Взял деньги за визит. Люся с Муркой вышли на улицу, на улице гулял май, и сильно пахло сиренью. Денег на паллиативное лечение не было, денег на эвтаназию не было. Дома ждали сын, дочь и ученики, поклонники химии. Ветеринар вынес из кабинета кожаную сумку, забыла. Ямочка на подбородке, напоминает актера Тимоти Далтона, вот что.
Люся погладила кошку по носу, нос был горяч. Надо было что-то делать. Люся плакала, слезы соленым ручьем омывали ее лицо, такое же горячее, как кошкин нос. Чуть успокоившись, она позвонила домой и упросила, умолила мужа выйти с детьми погулять на час. Муж был рассержен, ему необходимо готовиться к собеседованию вообще-то, ну ладно, но только час!
Только час, только час, Люся плакала на бегу, кошка плакала в сумке, сейчас, говорила Люся, о господи, сейчас.
Дома она вытащила упаковку феназепама, ах, как же так, почему всего две таблетки, было же больше, двух не хватит, никак не хватит, вытащила таблетки, скормила их кошке, быстро-быстро, уже сорок минут осталось, уже тридцать, уже двадцать. Кошка уснула, болезненно передергиваясь даже во сне, корежась животом, «наблюдается воспаление внутренних органов брюшной полости, при котором они срастаются между собой с образованием спаек между кишечником, печенью и почками», Люся зарыдала в голос, но быстро укоротила себя. Рыдать буду потом, твердо пообещала. Из спальни принесла подушку мужа, будущего эмоционального банкрота, кошка лежала на кухонном диване, Люся неумело сказала: помилуй меня господи и прижала подушку обеими руками к кошкиному лицу.
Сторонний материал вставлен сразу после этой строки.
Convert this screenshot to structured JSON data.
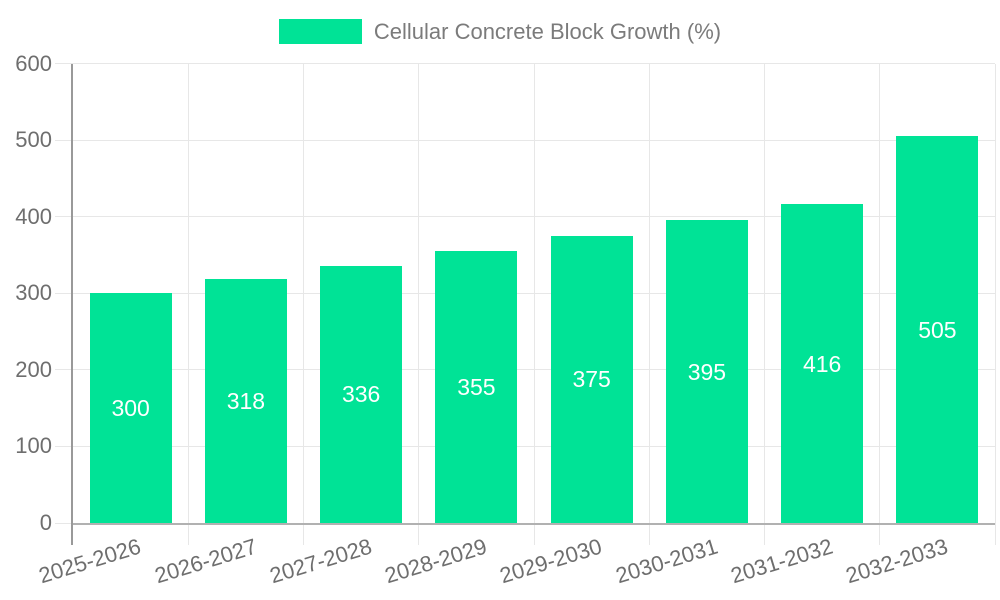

Держала плотно. Зажмурила глаза изо всех сил, уши заткнуть рук не хватало, и она боялась, ужасно боялась услышать кошкин хрип или стон, поэтому закричала сама, ну что обычно кричат, мама, вот и Люся кричала: мама.
Потом замолчала, охрипла. Прошло десять минут. Отняла подушку. Долго прислушивалась, дрожа от страха обнаружить сердцебиение и дыхание.
Не обнаружила. Выстлала кошке наволочкой просторную коробку из-под набора кастрюль, положила внутрь. Прибрала на кухне. Открыла дверь своим детям, обняла дочь и долго плакала, но тихо. Говорила, что вот наша Мурка умерла, девочка, но ты не переживай, она не мучилась нисколько и теперь вот в этот самый момент родилась котеночком, у кошек ведь девять жизней.
С тех пор Люся сторонится кошек, ощущая вину, однако по этой же самой причине гладит своего безымянного кота минимум сто раз по теплой спине, стараясь не видеть перед глазами то шприц, полный свернувшейся жидкости, то подушку, зажатую крепко в ладонях.